Google launches Gemini 2.5 Flash-Lite and makes 2.5 Flash and 2.5 Pro widely available
Google has announced the full availability of its Gemini 2.5 Flash and Gemini 2.5 Pro AI models for production use, marking a significant milestone in AI development. The latest expansion of the Gemini 2.5 series also includes the preview release of Gemini 2.5 Flash-Lite, positioned as the most cost-effective and fastest model in the lineup. "Our Gemini 2.5 series is designed as a range of hybrid reasoning models that deliver exceptional performance while achieving Pareto-optimal efficiency in both cost and speed," stated the company. "Today's launch of the stable versions of 2.5 Pro and Flash represents our next critical step, complemented by the Flash-Lite preview - our most economical and rapid model to date."
The transition from preview to full deployment of Gemini 2.5 Flash and Pro has benefited from extensive feedback across enterprise and developer communities. Major companies including Snap, SmartBear, Spline, and Rooms have already integrated these models into their application ecosystems. The newly introduced Gemini 2.5 Flash-Lite is specifically optimized for workloads requiring speed and efficiency, currently available in preview mode for developer evaluation. With its architecture prioritizing low-latency processing and reduced computational resource consumption, Flash-Lite becomes ideal for large-scale applications demanding both cost-effectiveness and quick response times.

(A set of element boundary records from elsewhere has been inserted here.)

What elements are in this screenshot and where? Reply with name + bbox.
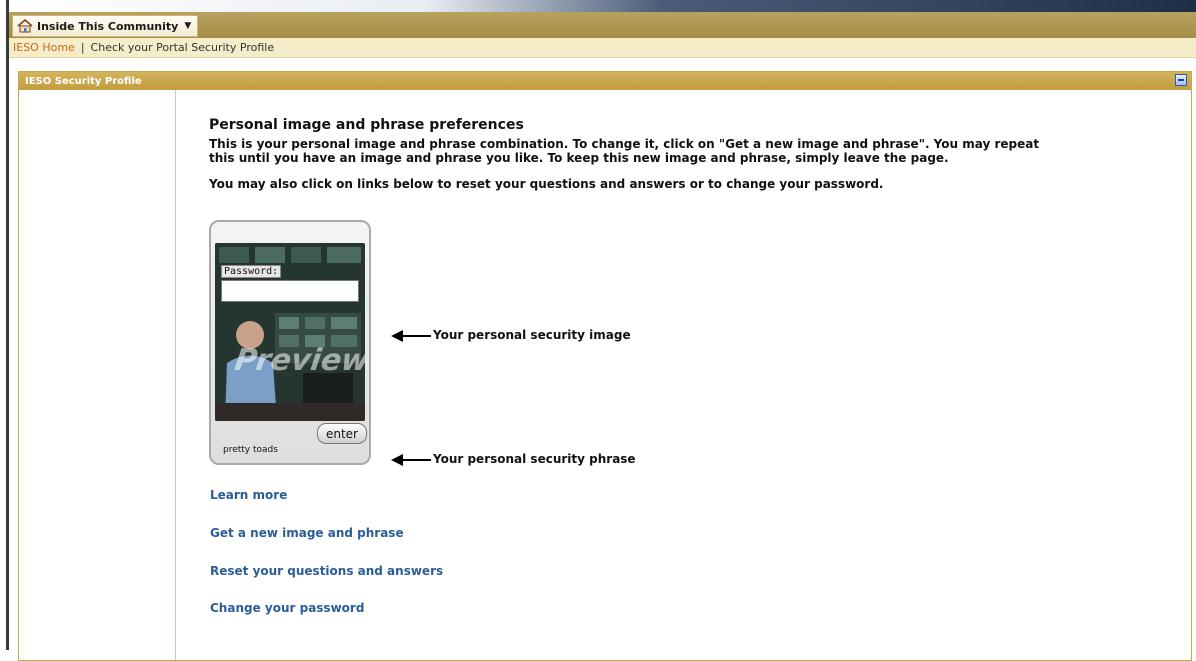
panel-header: IESO Security Profile: [19, 72, 1191, 90]
page-title: Personal image and phrase preferences: [209, 117, 524, 133]
page-description-links: You may also click on links below to res…: [209, 177, 884, 191]
main-content: Personal image and phrase preferences Th…: [209, 117, 1059, 191]
learn-more-link[interactable]: Learn more: [210, 488, 287, 502]
community-menu[interactable]: Inside This Community ▼: [12, 15, 199, 37]
collapse-icon[interactable]: [1175, 74, 1187, 86]
password-label: Password:: [221, 265, 282, 278]
enter-button[interactable]: enter: [317, 423, 367, 444]
panel-title: IESO Security Profile: [25, 75, 142, 87]
window-left-edge: [0, 0, 9, 650]
breadcrumb-current: Check your Portal Security Profile: [90, 41, 275, 54]
password-field-preview: [221, 280, 359, 302]
security-phrase-callout: Your personal security phrase: [433, 452, 636, 466]
security-image: Password: Preview: [215, 243, 365, 421]
breadcrumb-home-link[interactable]: IESO Home: [13, 41, 75, 54]
security-image-card: Password: Preview enter pretty toads: [209, 220, 371, 465]
change-password-link[interactable]: Change your password: [210, 601, 364, 615]
arrow-left-icon: [391, 454, 431, 466]
breadcrumb: IESO Home | Check your Portal Security P…: [9, 38, 1196, 58]
new-image-link[interactable]: Get a new image and phrase: [210, 526, 404, 540]
security-profile-panel: IESO Security Profile Personal image and…: [18, 71, 1192, 661]
breadcrumb-separator: |: [80, 41, 85, 54]
chevron-down-icon: ▼: [184, 21, 192, 31]
home-icon: [17, 19, 33, 33]
page-description: This is your personal image and phrase c…: [209, 137, 1040, 165]
panel-left-column: [19, 90, 176, 660]
arrow-left-icon: [391, 330, 431, 342]
reset-questions-link[interactable]: Reset your questions and answers: [210, 564, 443, 578]
security-phrase: pretty toads: [223, 445, 278, 455]
security-image-callout: Your personal security image: [433, 328, 631, 342]
top-banner: [9, 0, 1196, 12]
preview-watermark: Preview: [232, 343, 365, 378]
community-menu-label: Inside This Community: [37, 19, 179, 33]
community-bar: Inside This Community ▼: [9, 12, 1196, 38]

While maintaining a compact design, Flash-Lite preserves core capabilities of the Gemini 2.5 series including 1M-token context window support for handling extensive documents, dialogues, and codebases. The model integrates with Google's search and code execution tools to process multimodal inputs and deliver precise responses across diverse tasks. All models in the Gemini 2.5 series utilize the Mixture-of-Experts (MoE) architecture, which selectively activates only relevant neural network components based on input prompts, optimizing hardware utilization and reducing inference costs.
These models represent the first generation trained on Google's in-house TPUv5p AI chips, leveraging enhanced software clusters to address training challenges. The production-ready status of Gemini 2.5 Pro and Flash ensures reliable performance for complex tasks like advanced coding, sophisticated reasoning, and multimodal understanding, while differentiating model selection based on performance requirements (Pro for power, Flash for speed, and Flash-Lite for ultimate efficiency).
Developers can access stable versions of Gemini 2.5 Flash and Pro through Google AI Studio, Vertex AI, and the Gemini app. The preview version of Flash-Lite is available via Google AI Studio and Vertex AI, with customized variants already integrated into Google Search to enhance AI-powered search functionalities. The pricing structure for the expanded Gemini 2.5 series reflects varying capabilities and use cases: Flash-Lite offers the most economical entry point at $0.10 per million input tokens (text/images/video) and $0.40 per million output tokens, while Flash is priced at $0.30 per million input tokens and $2.50 per million output tokens.